The first days at sea were sunny and languorous, spent pondering important questions like, “How many foods can be successfully wrapped in bacon?”; “What’s the difference between sherbet, sorbet, and ice cream?”; and above all, “How much food can be stuffed into a single person?” This contemplation, enhanced with thorough sampling and first-hand research, was punctuated by the occasional card game and my first-ever shipboard massage, a wonderful experience spoiled only slightly by the sales pitch for products and additional treatments that followed it. (The ability to say “no thanks” is vital to an economically efficient cruise experience.) It was a couples session, which meant my wife and I had the benefit of solidarity in our attempt to escape quickly, manifested with subtle cries for help like, “Amy’s really the one you want to talk to” and “I think Pete was interested in a free acupuncture consultation, too.”

Thus, together we sat as a Japanese woman with poor command of English recited a script listing various maladies that could be cured by acupuncture, and associated benefits of the treatment. Amid discussion about the (pseudo)science of tongue analysis and detoxification by seaweed wrap, Mariko got her goals and ailments a bit mixed up, asking “How long have you suffered from weight loss?”

The answer, of course, is never, and there’s no better example of the good fortune of being American than on a ship where the passengers (mostly middle class Americans) are served food and drink 24/7 by non-Americans of every ilk—60 different nationalities on board. Despite long work hours, the crew is always friendly—they have to be, if they want to keep their jobs. The variety of accents among the crew can make any conversation an adventure, as when my wife was informed that one of the available dessert options was “lamb sherbet.” After a few moments of disbelief, this was clarified to be ordinary (and meatless) lime sherbet.

I suppressed a desire to shout “Land ho!” upon sighting of Florida, and instead prepared for our first port of call, and our chosen excursion, a trip to the nearby Kennedy Space Center.
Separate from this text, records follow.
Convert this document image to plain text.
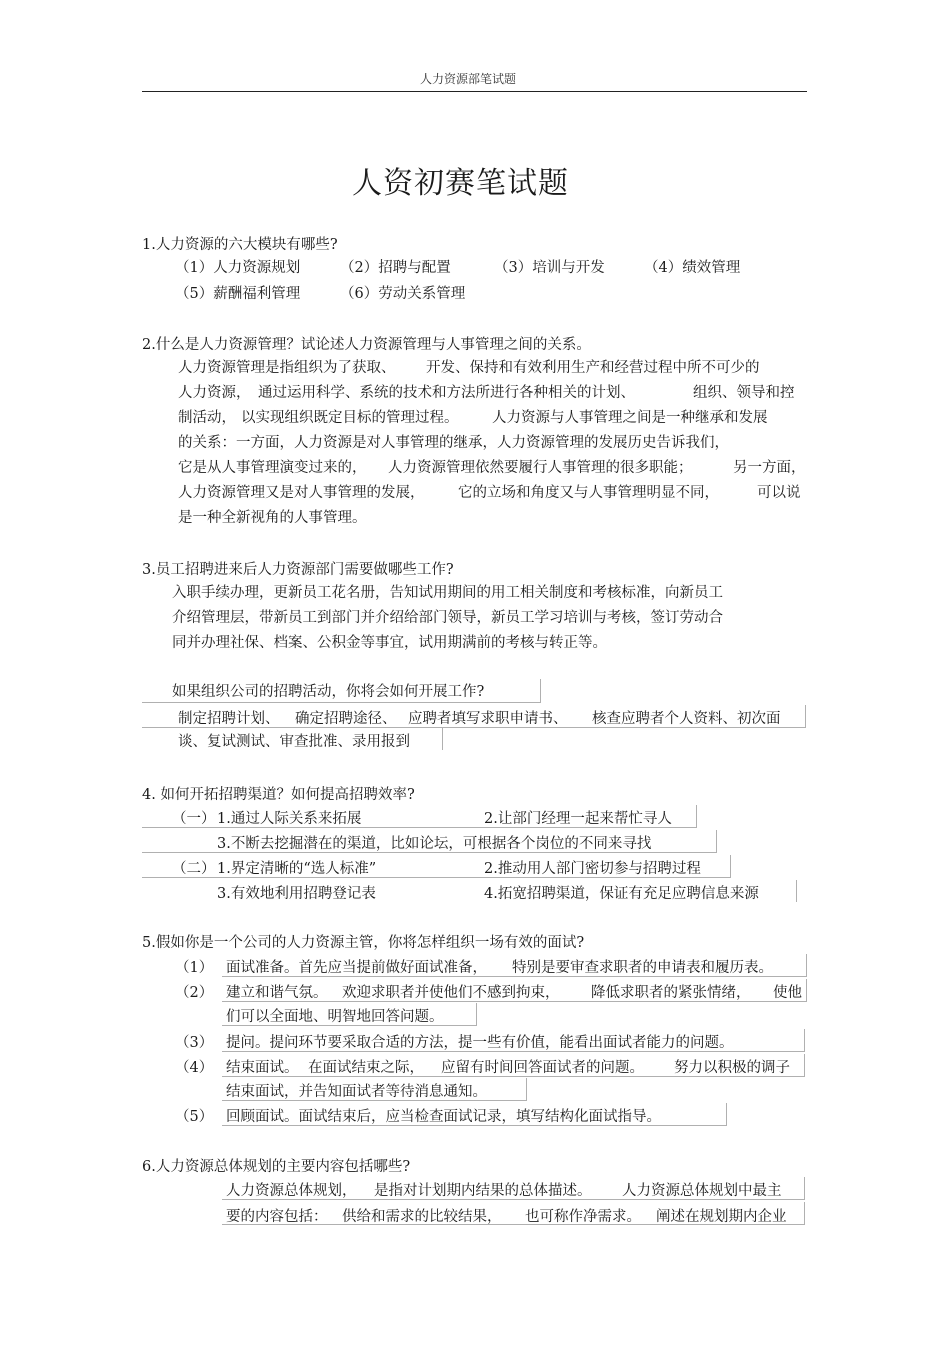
人力资源部笔试题
人资初赛笔试题
1.人力资源的六大模块有哪些?
（1）人力资源规划	（2）招聘与配置	（3）培训与开发	（4）绩效管理
（5）薪酬福利管理	（6）劳动关系管理
2.什么是人力资源管理？试论述人力资源管理与人事管理之间的关系。
人力资源管理是指组织为了获取、 开发、保持和有效利用生产和经营过程中所不可少的
人力资源， 通过运用科学、系统的技术和方法所进行各种相关的计划、	组织、领导和控
制活动， 以实现组织既定目标的管理过程。 人力资源与人事管理之间是一种继承和发展
的关系：一方面，人力资源是对人事管理的继承，人力资源管理的发展历史告诉我们，
它是从人事管理演变过来的， 人力资源管理依然要履行人事管理的很多职能；	另一方面，
人力资源管理又是对人事管理的发展， 它的立场和角度又与人事管理明显不同，	可以说
是一种全新视角的人事管理。
3.员工招聘进来后人力资源部门需要做哪些工作?
入职手续办理，更新员工花名册，告知试用期间的用工相关制度和考核标准，向新员工
介绍管理层，带新员工到部门并介绍给部门领导，新员工学习培训与考核，签订劳动合
同并办理社保、档案、公积金等事宜，试用期满前的考核与转正等。
如果组织公司的招聘活动，你将会如何开展工作?
制定招聘计划、 确定招聘途径、 应聘者填写求职申请书、 核查应聘者个人资料、初次面
谈、复试测试、审查批准、录用报到
4. 如何开拓招聘渠道？如何提高招聘效率?
（一） 1.通过人际关系来拓展	2.让部门经理一起来帮忙寻人
3.不断去挖掘潜在的渠道，比如论坛，可根据各个岗位的不同来寻找
（二） 1.界定清晰的“选人标准”	2.推动用人部门密切参与招聘过程
3.有效地利用招聘登记表	4.拓宽招聘渠道，保证有充足应聘信息来源
5.假如你是一个公司的人力资源主管，你将怎样组织一场有效的面试?
（1） 面试准备。首先应当提前做好面试准备， 特别是要审查求职者的申请表和履历表。
（2） 建立和谐气氛。 欢迎求职者并使他们不感到拘束， 降低求职者的紧张情绪， 使他
们可以全面地、明智地回答问题。
（3） 提问。提问环节要采取合适的方法，提一些有价值，能看出面试者能力的问题。
（4） 结束面试。 在面试结束之际， 应留有时间回答面试者的问题。 努力以积极的调子
结束面试，并告知面试者等待消息通知。
（5） 回顾面试。面试结束后，应当检查面试记录，填写结构化面试指导。
6.人力资源总体规划的主要内容包括哪些?
人力资源总体规划， 是指对计划期内结果的总体描述。 人力资源总体规划中最主
要的内容包括： 供给和需求的比较结果， 也可称作净需求。 阐述在规划期内企业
The Space Center did not disappoint, nor did our selected activities in the Bahamas: stand-up paddleboarding, a close-up “dolphin encounter,” and snorkeling, during which my daughter got to touch a sea turtle who happened along at the right time.

After those adventures, I used my final days on board much like a camel building a sizable hump (or belly, in my case), anticipating the days of comparative deprivation to come, when I’d have to buy and prepare my own meals, and as a result, would be living mostly on ground beef, fruit, and cereal.

There are no flies on the high seas, and we’ve traded scurvy for the occasional outbreak of Legionnaires’ disease; aside from seasickness, the biggest danger on a cruise ship is ending up like one of those obese, scooter-bound humans in the movie Wall-E. And yet, as much as I enjoyed our cruise, the adjustment to reality upon returning from a vacation leaves a lot to be desired. As wonderful as that week aboard ship was, the week that followed it would prove to be one of the worst in my life.